Learning-Focused Feedback

There is no greater force to improve the quality of human relationships or improve the way organizations function than to multiply the amount and improve the quality of feedback.
— Jack Zenger

Workshop description

This workshop is predicated on the following observations:

  • One of the most powerful ways to improve your own performance is to receive constructive, actionable feedback.
  • One of the most powerful ways you can help someone else improve their performance is to provide them with constructive, actionable feedback.
  • If you’re an administrator, providing feedback is an essential part of your job.
  • If you’re a teacher, providing feedback to students and parents is an essential part of your job
  • Providing and receiving feedback is one of the most dreaded experiences in the workplace.
  • If you want to strengthen your conversational capacity, one of the most valuable practices is providing and receiving feedback.

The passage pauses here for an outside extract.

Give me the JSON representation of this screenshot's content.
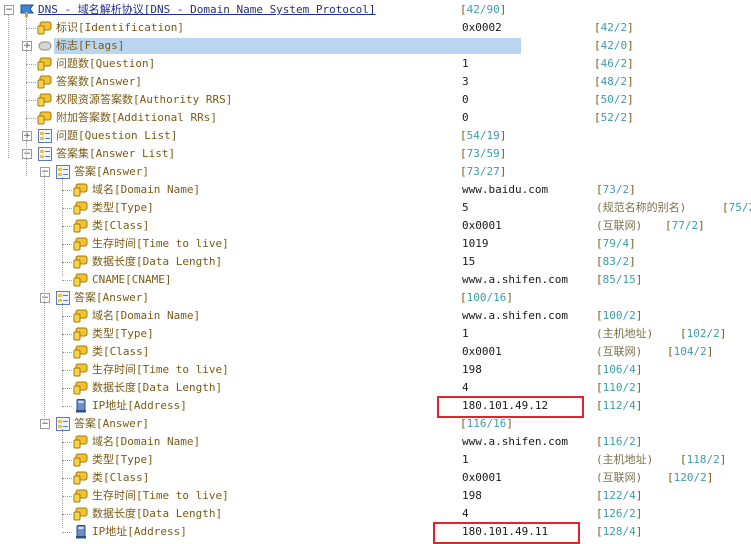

In this game-changing session, participants will learn to give and receive useful feedback, and to use it as a practice for building their capacity to balance candor and curiosity.

Why it Matters

“To become more effective and fulfilled at work, people need a keen understanding of their impact on others and the extent to which they’re achieving their goals in their working relationships,” says Ed Batista, an instructor at the Stanford Graduate School of Business. “Direct feedback is the most efficient way for them to gather this information and learn from it.”

Why it’s Difficult

For an educator striving to elevate their performance, giving and receiving constructive, useful feedback are two of the most valuable sources of learning and growth. But they’re also two of the most miserable. Despite the clear value they can provide, giving and receiving feedback are two of the most dreaded experiences in the workplace. The difficulty stems from perceived risks. We fear we might hurt feelings, upset or demoralize someone, look or feel stupid, make things worse rather than better, or get into an argument, just to name a few. In essence, feedback is difficult because we’re worried we’ll be triggered out of the sweet spot, that we’ll trigger the other person out of it, or both.

There’s a Better Way

Feedback thrives in cultures where the goal is not ‘getting comfortable with hard conversations’ but normalizing discomfort.
— Brene Brown

It doesn’t need to be so difficult. We can learn to deliver feedback, and receive it, in a way that sparks more learning and growth than defensiveness and resentment, and in a way that benefits not just the receiver, but the giver as well.

Learning Outcomes:

In this highly practical workshop participants will explore feedback from both directions – giving and receiving. They’ll learn how to:

  • Provide tough feedback in a way that sparks more learning than defensiveness.
  • Deliver clear, actionable feedback rather than vague, “let’s make-‘em-guess” feedback.
  • Prepare for a feedback session so you’re able to maintain a solid fit between your intentions and your behavior.
  • Make giving and receiving feedback a regular, ongoing process of learning rather than a sporadic, rigid, or perfunctory activity.
  • Request and receive useful feedback. (If we want feedback we can’t just sit back and wait for it. We need to seek it out.)
  • Respond to unsolicited feedback in a constructive way – even when it isn’t being delivered constructively.
  • Seek feedback about how you provided feedback so you’re even more equipped and confident the next time you need to deliver it.
  • Do all this as a practice that strengthens your conversational capacity.

Note: this course is particularly useful for preparing for formal evaluation processes, observation feedback sessions, and parent-teacher conferences.

Prerequisite: Conversational Capacity for Educational Professionals

Length: Customized to fit your training schedule

Randy Weber

Randy Weber

Randy Weber has worked with Conversational Capacity concepts and skills for over two decades. With a BA in History from UC Berkeley and a MA in Education from USC, Randy’s primary research and practice has focused on teaching elementary school children the basics of Conversational Capacity. Based on this work, Randy and Craig are co-authoring a new book, tentatively titled Conversational Capacity in the Classroom, to help educators apply the discipline to their demanding work environment.